Tanpa pikir panjang, Alisa menghabiskan minuman itu sekali tegak.
"Sudah..! Sekarang kasi tau aku dimana Om Erwin.!"
Ucapnya garang. Tapi tiba-tiba pandangannya semakin kabur. Kepalanya terasa berat.
Alisa berusaha bertahan dengan memegangi kepalanya sebelum akhirnya dia ambruk tak sadarkan diri.
Pria tak di kenal itu mengajak tenan yang lain membawa Alisa keluar.
Mereka membawanya kesebuah kamar hotel.
Rencana mereka adalah melecehkan Alisa.
Baru saja hendak membuka baju atasnya. ponselnya berbunyi.
Kedua pria itu saling pandang.
"Periksa siapa yang telpon?"
salah satu dari mereka membuka tas Alisa dan memeriksa ponselnya.
"Teddy.."
"Matikan saja..!"
mereka meneruskan aksinya.
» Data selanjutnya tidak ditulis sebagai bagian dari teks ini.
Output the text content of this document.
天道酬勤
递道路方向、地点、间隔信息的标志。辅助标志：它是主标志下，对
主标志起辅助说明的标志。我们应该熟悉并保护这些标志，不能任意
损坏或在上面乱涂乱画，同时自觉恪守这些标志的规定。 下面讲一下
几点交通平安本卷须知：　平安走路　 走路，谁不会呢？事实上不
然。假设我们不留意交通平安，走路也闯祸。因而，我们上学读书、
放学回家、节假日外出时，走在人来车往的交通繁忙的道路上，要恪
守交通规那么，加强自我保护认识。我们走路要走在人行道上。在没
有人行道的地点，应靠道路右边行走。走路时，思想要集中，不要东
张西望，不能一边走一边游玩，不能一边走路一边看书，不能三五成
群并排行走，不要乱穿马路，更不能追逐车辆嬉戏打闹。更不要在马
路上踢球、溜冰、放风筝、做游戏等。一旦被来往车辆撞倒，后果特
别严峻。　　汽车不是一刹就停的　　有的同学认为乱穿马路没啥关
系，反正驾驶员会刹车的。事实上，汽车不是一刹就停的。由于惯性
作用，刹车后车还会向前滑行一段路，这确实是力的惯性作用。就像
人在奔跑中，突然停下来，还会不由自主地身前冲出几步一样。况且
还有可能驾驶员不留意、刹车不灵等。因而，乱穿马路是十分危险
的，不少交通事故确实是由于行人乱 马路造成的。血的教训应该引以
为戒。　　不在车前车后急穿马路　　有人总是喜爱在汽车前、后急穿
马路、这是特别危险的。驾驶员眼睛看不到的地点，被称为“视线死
Alisa sudah setengah hampir di telanjangi saat pintu di ketuk dari luar.
"Saya datang untuk membersihkan kamar ini."
"Kami tidak memesan pelayanan." ucap pria itu dengan pintu setengah terbuka.
"Tapi pimpinan saya sudah memberi tugas ini. Saya tidak berani menolak."
Saat kedua pria itu sedang di sibukkan dengan cleaning servis. Alisa tersadar. Ia begitu kaget mendapati dirinya di sebuah ruangan dengan baju berantakan. dia bergegas memakai bajunya dan bersembunyi di balik lemari.
Pelayan hotel yang ngotot itu itu tidak bisa di cegah. Dia masuk membawa peralatannya.
Kedua pria itu menahan nafas.
Mereka sangat khawatir kalau si pelayan akan melihat Alisa di ranjang
"Dimana gadis itu? Dia tidak ada disini..." mereka sangat panik karena Alisa tidak ada di tempatnya semula.
"Tenang saja, biarkan saja dia kabur. Kita sudah punya ini."
Mereka menelpon seseorang untuk melaporkan keadaan. Tak lupa mereka mengirimkan rekaman saat Alisa tak sadarkan diri dalam keadaan hampir telanjang.